Но я уже добрался до двери и, с трудом передвигая ноги,
вышел на улицу, избавившись наконец от назойливой любезности консьержа.
Снегопад усилился, и тротуары были покрыты густой белой пеленой. Ледяной ветер
пронизывал меня насквозь, обжигая своим дыханием рану, из которой сочилась
кровь и заливала мне глаза. Я плакал, сам не зная почему: то ли от боли, то ли
от ярости, то ли от страха. Снежные вихри в молчаливом безразличии уносили
прочь мои трусливые рыдания, и я медленно брел, растворяясь в облаке белой
пыли, — очередная тень, оставляющая следы на белой перхоти Бога.
2
Я уже подходил к перекрестку улицы Бальмес, когда заметил,
что вдоль тротуара за мной медленно едет машина. Головная боль сменилась
сильным головокружением, и я едва шел, шатаясь, как пьяный, опираясь рукой о
стены. Машина остановилась, из нее вышли двое мужчин. В ушах у меня стоял звон,
и я уже не слышал ни шума мотора, ни криков тех двоих в черном, которые
подхватили меня под руки с двух сторон и поволокли к машине. Я упал на заднее
сиденье, голова все кружилась, к горлу подкатывала тошнота. Свет то появлялся,
то исчезал, ослепляя меня яркими волнами. Я почувствовал, что автомобиль
движется. Чьи-то руки ощупали мое лицо, голову, ребра. Наткнувшись на рукопись
Нурии Монфорт в кармане пальто, один из мужчин вытащил ее. Непослушными руками
я попытался остановить его. Второй человек наклонился ко мне, я понимал, что он
мне что-то говорит, но не слышал слов, ощущая только его дыхание на своем лице.

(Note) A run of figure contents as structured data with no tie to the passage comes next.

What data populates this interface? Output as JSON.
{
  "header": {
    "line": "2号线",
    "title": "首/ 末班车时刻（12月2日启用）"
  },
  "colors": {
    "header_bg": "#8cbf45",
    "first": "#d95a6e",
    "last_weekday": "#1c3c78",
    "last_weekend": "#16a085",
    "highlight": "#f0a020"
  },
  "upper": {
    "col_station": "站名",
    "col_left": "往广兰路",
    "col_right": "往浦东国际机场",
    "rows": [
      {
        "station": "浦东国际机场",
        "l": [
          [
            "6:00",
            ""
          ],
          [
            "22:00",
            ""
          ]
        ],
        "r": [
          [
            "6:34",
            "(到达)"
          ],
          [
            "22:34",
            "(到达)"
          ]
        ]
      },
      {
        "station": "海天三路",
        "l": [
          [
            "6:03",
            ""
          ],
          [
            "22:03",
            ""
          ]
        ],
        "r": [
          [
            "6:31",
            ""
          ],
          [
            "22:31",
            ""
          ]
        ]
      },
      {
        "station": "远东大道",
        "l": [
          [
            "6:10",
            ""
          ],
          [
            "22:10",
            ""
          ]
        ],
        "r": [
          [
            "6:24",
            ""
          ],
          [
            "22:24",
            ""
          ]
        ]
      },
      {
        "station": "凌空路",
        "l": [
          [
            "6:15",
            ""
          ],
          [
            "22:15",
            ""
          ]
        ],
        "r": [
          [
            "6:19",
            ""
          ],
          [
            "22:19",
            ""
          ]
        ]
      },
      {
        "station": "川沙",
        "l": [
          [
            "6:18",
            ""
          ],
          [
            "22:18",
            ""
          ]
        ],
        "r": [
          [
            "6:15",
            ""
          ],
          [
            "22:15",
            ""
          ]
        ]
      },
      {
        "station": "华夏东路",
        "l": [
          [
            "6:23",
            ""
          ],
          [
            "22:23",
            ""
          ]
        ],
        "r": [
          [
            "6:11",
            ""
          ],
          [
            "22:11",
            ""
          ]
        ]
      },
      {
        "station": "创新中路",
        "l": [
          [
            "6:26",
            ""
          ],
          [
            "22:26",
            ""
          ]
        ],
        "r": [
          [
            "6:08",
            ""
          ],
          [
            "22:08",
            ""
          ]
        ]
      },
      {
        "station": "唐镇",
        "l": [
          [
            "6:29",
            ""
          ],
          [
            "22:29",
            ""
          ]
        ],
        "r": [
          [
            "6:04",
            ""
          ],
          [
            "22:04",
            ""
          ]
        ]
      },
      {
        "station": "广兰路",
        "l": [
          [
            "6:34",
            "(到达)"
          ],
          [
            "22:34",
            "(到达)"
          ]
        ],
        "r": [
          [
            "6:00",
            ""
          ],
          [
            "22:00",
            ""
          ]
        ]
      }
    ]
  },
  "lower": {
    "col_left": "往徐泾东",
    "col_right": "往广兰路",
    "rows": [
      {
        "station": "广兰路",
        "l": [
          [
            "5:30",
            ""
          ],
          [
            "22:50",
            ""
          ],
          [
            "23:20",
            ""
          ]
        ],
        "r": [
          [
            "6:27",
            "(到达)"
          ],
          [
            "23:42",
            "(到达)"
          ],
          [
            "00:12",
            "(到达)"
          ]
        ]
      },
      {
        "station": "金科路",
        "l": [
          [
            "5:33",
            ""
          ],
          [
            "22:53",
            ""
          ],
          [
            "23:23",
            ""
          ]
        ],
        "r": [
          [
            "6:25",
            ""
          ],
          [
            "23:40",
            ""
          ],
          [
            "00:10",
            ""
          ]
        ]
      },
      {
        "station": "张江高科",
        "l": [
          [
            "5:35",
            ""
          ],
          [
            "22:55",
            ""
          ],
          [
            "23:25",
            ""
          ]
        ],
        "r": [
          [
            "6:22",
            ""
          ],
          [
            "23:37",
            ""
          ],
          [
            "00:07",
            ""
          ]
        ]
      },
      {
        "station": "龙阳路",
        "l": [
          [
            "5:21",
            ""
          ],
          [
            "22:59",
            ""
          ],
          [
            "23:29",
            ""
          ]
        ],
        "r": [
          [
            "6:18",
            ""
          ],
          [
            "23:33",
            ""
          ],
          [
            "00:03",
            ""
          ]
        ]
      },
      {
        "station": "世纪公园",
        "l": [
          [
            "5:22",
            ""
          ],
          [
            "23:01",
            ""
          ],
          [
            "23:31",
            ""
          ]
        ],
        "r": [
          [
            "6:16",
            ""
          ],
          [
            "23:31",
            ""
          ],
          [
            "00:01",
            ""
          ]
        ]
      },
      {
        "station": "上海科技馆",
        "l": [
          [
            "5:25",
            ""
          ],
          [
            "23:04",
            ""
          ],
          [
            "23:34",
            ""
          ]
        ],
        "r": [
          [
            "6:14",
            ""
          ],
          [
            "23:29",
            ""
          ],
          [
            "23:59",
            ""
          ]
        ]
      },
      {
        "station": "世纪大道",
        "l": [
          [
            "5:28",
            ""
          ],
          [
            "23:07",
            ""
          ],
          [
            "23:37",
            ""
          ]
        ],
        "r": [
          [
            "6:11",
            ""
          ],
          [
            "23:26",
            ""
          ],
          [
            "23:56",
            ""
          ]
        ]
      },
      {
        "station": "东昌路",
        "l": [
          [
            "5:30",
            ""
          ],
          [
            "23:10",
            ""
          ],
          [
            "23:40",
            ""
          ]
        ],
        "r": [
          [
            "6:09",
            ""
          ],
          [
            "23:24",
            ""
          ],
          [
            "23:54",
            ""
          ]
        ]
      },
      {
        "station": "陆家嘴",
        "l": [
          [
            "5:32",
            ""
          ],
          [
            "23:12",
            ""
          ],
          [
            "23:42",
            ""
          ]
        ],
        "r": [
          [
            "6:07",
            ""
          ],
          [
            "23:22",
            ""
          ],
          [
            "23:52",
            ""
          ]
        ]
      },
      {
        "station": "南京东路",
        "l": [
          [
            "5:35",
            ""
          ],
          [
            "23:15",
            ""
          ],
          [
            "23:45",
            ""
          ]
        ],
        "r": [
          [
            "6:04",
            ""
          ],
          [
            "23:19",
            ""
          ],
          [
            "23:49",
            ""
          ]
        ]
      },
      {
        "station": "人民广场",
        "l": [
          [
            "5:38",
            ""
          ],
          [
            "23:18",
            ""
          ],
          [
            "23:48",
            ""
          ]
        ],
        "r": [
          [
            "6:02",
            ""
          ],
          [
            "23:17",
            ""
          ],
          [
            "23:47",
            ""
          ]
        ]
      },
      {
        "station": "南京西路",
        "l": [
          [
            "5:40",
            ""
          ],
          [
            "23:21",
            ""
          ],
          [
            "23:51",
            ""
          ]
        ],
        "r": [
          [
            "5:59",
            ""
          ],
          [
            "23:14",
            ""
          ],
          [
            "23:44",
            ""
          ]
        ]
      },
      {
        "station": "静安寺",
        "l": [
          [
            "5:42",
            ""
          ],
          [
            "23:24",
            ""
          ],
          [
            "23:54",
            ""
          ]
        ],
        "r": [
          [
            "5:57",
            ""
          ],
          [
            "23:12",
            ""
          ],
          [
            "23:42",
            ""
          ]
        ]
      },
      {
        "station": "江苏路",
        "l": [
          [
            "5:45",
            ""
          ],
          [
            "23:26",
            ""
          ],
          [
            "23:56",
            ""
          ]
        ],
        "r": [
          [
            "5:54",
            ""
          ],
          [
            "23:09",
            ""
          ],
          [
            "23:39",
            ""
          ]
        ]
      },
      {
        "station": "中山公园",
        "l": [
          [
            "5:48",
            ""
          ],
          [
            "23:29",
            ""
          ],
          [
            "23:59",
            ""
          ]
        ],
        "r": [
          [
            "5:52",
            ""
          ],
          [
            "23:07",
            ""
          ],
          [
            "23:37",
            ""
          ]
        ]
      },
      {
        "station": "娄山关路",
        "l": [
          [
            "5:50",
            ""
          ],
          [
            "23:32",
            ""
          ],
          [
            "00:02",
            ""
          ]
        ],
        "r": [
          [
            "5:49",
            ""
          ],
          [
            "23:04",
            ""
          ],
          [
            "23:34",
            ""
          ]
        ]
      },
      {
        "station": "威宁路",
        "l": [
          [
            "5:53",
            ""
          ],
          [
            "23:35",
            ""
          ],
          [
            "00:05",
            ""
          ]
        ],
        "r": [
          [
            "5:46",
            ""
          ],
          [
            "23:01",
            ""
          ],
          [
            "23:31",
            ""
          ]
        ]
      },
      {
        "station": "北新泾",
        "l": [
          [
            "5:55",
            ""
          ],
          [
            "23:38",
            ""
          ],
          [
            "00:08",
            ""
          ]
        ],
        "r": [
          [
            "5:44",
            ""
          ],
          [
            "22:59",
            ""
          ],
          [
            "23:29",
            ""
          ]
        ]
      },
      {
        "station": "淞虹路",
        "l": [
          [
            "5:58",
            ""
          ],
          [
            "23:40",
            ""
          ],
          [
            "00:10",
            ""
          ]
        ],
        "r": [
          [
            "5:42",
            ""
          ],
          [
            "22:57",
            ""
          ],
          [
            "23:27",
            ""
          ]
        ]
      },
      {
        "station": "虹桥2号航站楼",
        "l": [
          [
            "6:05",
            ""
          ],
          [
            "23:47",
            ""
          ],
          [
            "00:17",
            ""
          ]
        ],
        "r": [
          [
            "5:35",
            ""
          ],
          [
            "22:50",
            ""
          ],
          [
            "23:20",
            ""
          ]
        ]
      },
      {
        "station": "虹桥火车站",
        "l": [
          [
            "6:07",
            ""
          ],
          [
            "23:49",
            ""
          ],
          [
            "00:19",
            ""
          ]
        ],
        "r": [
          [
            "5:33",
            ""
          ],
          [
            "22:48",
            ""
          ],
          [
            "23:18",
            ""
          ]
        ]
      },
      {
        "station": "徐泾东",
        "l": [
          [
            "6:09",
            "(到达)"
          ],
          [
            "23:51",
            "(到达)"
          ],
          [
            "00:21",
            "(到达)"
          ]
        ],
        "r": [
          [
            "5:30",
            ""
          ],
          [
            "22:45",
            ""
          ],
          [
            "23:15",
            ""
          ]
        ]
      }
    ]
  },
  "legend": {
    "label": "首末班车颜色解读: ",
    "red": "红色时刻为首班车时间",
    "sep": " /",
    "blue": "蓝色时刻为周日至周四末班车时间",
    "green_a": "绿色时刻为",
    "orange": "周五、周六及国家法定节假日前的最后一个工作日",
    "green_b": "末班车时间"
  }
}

Я решил, что сейчас увижу торжествующую физиономию Фумеро и почувствую острое
лезвие ножа, приставленного к горлу. Кто-то внимательно посмотрел мне в глаза,
и, прежде чем сознание покинуло меня, я узнал усталую щербатую улыбку Фермина
Ромеро де Торреса.
Я очнулся весь в поту. Чьи-то руки с силой удерживали меня
за плечи, укладывая обратно на раскладушку, вокруг которой, как мне показалось,
стояли зажженные свечи, как во время заупокойного бдения. Я увидел лицо
Фермина. Он улыбался, но даже в полном бреду я заметил, как он встревожен.
Рядом с Фермином стоял дон Федерико Флавиа, часовщик.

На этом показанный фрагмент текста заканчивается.